L’agence de notation Moody’s a relevé les perspectives souveraines du Nigeria de « stable » à « positif », saluant l’amélioration de la position extérieure du pays et une croissance économique plus robuste. Cette décision montre une meilleure capacité de la première puissance démographique d’Afrique à absorber les chocs extérieurs, malgré la persistance de fragilités budgétaires importantes.
Moody’s a toutefois maintenu la note souveraine du Nigeria à « B3 », signalant que les contraintes fiscales continuent de peser fortement sur la qualité de crédit du pays. L’agence estime notamment que la capacité limitée du gouvernement à mobiliser des recettes et les difficultés liées à l’accessibilité de la dette constituent encore des facteurs de vulnérabilité.
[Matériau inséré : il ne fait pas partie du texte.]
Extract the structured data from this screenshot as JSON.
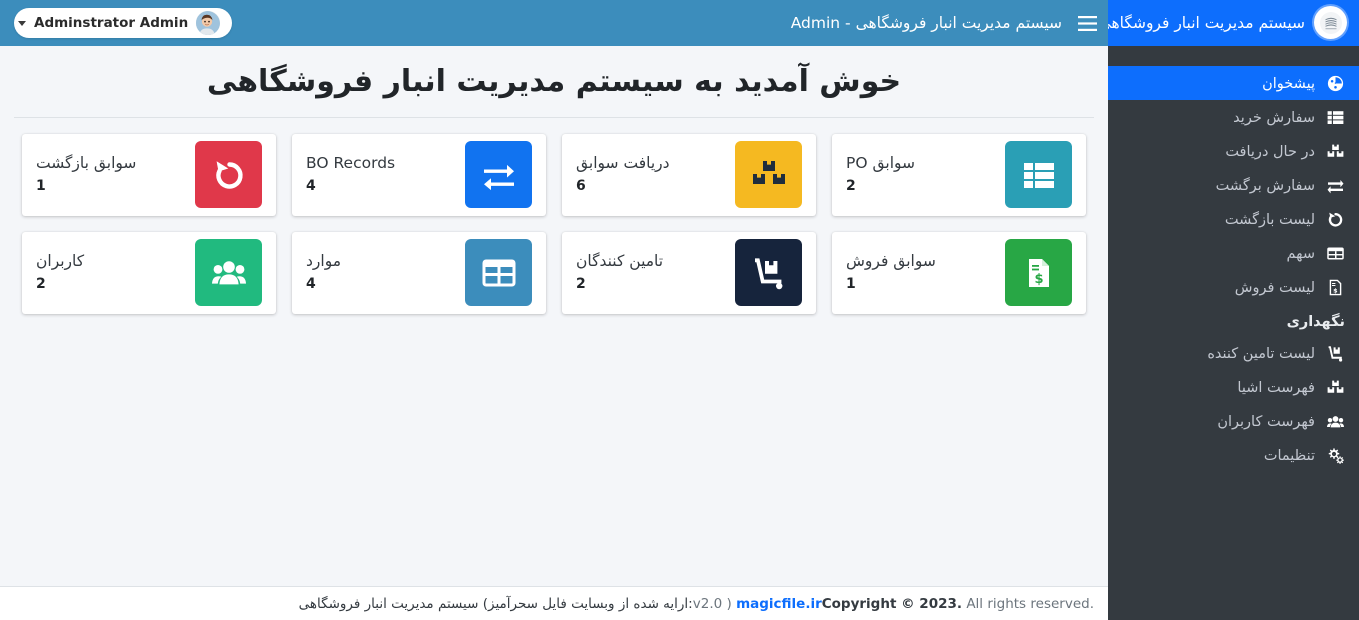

La position extérieure du Nigeria s’est néanmoins sensiblement renforcée ces derniers mois. Le pays a bénéficié de la hausse des cours du pétrole brut liée au conflit au Moyen-Orient, mais également de l’augmentation de ses exportations de produits pétroliers raffinés. Ces évolutions ont contribué à soutenir le compte courant et à favoriser l’accumulation de réserves de change, renforçant ainsi les marges de manœuvre du pays face aux éventuels chocs extérieurs.
Moody’s estime que cette amélioration pourrait s’inscrire dans la durée. L’agence prévoit que l’excédent courant du Nigeria devrait rester important, même dans l’hypothèse d’une baisse significative des cours du pétrole. Une telle perspective réduirait la vulnérabilité extérieure du pays à une éventuelle correction durable des prix du brut, qui demeure l’un des principaux déterminants de ses recettes d’exportation et de ses entrées de devises.
La dynamique de croissance constitue également un élément favorable. La Banque mondiale table sur une progression d’environ 4,2 % de l’économie nigériane en 2026. L’amélioration des recettes pétrolières, une plus grande discipline budgétaire et le maintien d’une politique monétaire restrictive devraient contribuer à consolider la stabilité macroéconomique et à contenir les pressions inflationnistes.
Pour autant, le relèvement des perspectives ne signifie pas que le Nigeria a résolu ses difficultés structurelles. Moody’s souligne que la faiblesse persistante de la mobilisation des recettes publiques limite la capacité de l’État à financer ses dépenses et à renforcer durablement ses équilibres budgétaires. L’agence considère également que l’accessibilité de la dette demeure un point de vigilance, même si la charge globale de la dette reste jugée modérée.
La décision de Moody’s intervient dans un contexte de réévaluation progressive du profil de crédit du Nigeria par les principales agences internationales. En mai, S&P Global Ratings avait relevé la note souveraine du pays de « B- » à « B », en mettant en avant la poursuite des réformes structurelles et l’amélioration de la solvabilité. En avril, Fitch Ratings avait pour sa part confirmé la note du Nigeria à « B », avec une perspective maintenue à « stable ».
L’évolution des appréciations des trois grandes agences traduit ainsi une amélioration de certains fondamentaux macroéconomiques du Nigeria, sans effacer les risques liés aux finances publiques. Le renforcement des réserves de change, la progression de l’activité économique et l’amélioration du compte courant offrent au pays de nouveaux amortisseurs face aux chocs extérieurs.